Regresó a Estados Unidos en 1919 y volvió a ejercer el periodismo en algunos diarios de Canadá y Estados Unidos, incluyendo al Toronto Star. Durante sus años de reajuste conoció a Hadley Richardson, se casaron y se mudaron a París. Una vez en la capital francesa Ernest comenzó a laborar como corresponsal para el periódico Toronto Star.

París resultó una ciudad altamente beneficiosa para el incipiente escritor. En plenos “locos años 20”, la ciudad albergaba una horda de artistas e intelectuales que conformaban la llamada “Generación Perdida”, con los cuales Hemingway se codeó e intercambió ideas.

Un incidente dejó a Ernest sumido en la tristeza: su esposa había perdido una maleta que contenía las obras que él había creado a lo largo de mucho tiempo. Sin embargo, en 1926 creó su primera novela importante, Fiesta (The sun also rises). Tiempo después se divorció de Hadley y contrajo matrimonio con Pauline Pfeiffer; se casaría dos veces más en el futuro.

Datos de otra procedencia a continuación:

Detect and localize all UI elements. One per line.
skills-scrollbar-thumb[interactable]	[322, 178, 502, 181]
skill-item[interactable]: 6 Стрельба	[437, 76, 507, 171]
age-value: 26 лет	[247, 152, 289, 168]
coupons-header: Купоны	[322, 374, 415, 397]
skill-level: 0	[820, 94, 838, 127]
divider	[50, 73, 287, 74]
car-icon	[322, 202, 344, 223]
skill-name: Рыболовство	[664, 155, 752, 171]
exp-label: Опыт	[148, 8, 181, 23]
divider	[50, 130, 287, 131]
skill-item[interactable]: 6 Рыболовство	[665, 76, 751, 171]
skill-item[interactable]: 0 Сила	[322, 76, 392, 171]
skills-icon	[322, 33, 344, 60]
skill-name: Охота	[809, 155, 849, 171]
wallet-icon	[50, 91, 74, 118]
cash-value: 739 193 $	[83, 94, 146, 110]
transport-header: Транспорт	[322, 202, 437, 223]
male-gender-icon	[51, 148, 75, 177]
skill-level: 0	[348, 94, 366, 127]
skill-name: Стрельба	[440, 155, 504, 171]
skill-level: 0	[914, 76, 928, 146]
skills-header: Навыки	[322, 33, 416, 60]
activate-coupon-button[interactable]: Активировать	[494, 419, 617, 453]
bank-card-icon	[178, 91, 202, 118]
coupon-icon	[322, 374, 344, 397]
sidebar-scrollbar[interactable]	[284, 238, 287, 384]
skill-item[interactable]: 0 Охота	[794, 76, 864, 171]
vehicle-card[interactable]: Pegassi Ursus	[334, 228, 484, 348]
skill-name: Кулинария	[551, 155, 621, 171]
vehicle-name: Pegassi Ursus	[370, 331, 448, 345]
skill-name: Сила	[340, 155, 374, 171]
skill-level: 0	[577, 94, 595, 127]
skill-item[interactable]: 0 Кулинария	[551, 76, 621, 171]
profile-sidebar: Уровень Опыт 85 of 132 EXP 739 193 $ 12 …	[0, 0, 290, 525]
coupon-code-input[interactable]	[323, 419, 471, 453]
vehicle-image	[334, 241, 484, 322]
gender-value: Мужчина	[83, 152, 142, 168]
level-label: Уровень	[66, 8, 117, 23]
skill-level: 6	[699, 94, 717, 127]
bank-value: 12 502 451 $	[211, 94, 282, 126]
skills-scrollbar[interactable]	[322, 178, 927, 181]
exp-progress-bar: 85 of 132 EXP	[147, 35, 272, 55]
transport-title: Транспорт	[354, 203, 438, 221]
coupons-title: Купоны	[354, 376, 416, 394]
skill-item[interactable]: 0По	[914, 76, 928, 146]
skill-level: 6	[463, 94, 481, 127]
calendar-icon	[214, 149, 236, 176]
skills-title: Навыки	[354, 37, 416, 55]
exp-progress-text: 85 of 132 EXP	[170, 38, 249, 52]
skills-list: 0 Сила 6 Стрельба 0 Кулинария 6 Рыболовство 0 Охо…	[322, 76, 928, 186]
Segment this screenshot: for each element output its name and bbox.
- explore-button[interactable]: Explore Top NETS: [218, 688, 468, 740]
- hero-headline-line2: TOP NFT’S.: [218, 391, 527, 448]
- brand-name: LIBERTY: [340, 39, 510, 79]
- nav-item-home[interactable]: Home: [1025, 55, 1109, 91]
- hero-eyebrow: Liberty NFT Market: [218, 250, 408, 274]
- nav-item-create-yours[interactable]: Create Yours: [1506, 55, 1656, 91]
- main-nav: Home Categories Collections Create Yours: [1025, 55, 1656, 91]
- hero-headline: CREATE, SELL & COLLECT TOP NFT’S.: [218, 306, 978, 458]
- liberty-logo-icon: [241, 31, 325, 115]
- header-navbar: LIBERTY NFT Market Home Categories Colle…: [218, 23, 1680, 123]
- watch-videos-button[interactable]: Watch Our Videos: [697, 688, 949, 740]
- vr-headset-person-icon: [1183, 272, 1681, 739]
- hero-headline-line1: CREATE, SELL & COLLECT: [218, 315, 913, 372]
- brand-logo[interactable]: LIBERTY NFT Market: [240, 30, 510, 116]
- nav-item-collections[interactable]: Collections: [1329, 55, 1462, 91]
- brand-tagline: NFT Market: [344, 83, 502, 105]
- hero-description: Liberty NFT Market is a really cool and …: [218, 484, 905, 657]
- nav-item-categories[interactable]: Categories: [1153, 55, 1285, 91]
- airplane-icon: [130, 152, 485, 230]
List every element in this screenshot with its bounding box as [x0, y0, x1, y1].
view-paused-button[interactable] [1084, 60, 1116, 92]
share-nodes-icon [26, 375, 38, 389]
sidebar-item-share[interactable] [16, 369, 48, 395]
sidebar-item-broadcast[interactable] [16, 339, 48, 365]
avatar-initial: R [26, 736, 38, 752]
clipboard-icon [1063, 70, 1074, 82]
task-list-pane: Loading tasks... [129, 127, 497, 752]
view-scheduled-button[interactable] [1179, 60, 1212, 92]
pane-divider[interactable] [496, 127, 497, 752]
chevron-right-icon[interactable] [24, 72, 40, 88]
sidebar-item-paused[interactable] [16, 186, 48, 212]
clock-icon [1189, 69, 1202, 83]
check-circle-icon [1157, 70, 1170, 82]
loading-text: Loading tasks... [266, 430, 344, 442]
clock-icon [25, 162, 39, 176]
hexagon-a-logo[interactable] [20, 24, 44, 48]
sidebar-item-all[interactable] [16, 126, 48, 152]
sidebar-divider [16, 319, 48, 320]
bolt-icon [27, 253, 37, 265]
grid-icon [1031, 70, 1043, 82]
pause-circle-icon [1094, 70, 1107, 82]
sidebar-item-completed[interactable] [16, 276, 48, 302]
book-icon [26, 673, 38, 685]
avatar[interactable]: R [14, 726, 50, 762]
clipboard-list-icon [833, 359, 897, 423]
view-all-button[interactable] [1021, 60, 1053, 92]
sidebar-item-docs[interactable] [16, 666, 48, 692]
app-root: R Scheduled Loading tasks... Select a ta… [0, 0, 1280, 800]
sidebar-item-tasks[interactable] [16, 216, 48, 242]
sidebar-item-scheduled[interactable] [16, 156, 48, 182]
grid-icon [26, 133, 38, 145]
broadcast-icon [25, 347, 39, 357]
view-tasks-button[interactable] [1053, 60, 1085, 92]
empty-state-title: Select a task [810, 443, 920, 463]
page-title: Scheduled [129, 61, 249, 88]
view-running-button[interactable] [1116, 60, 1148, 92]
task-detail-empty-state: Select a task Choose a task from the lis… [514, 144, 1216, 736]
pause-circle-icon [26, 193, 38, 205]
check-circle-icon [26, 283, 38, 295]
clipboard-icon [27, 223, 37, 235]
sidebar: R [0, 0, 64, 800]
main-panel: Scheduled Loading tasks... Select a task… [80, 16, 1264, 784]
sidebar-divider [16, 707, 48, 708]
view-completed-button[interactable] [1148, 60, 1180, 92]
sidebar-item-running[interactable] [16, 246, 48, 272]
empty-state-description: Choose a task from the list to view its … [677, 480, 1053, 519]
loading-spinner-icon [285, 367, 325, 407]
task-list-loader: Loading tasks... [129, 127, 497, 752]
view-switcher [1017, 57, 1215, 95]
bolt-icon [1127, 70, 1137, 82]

En 1929 publicó su siguiente obra, Adiós a las armas, una de las mejores novelas ambientadas en la Primera Guerra Mundial, inspirada en una joven de la que se enamoró profundamente mientras estaba en la Cruz Roja. Para esa época, ya era un escritor popular que estaba consolidándose como uno de los mejores narradores del siglo XX, gracias a su particular estilo sencillo y directo pero creativo.

En 1937 se mudó a España para trabajar como corresponsal de la Guerra Civil Española. La experiencia le proveyó suficiente material para la elaboración de su novela Por quién doblan las campanas, que se publicó en 1940 y por la que fue nominado al Premio Pulitzer.

Al finalizar la Segunda Guerra Mundial cambió su lugar de residencia a Cuba, donde escribió El viejo y el mar, publicada en 1952. La novela representó una renovación de Hemingway ante las críticas negativas de Al otro lado del río y entre los árboles y le hizo ganador del Premio Nobel de Literatura de 1954.

El éxito de Ernest contrastaba con los continuos accidentes que minaban su salud. Era además un hombre con gran apego al alcohol y probablemente afectado por una enfermedad genética que nubló la claridad de su mente en sus últimos años. Una madrugada de 1961, Hemingway accionó el gatillo de su escopeta y se quitó la vida.

La grandeza de Ernest Hemingway pasó a formar parte de la historia de la literatura. Su forma de escribir, muchas veces aclamada y muchas veces imitada, ha sido su sello característico.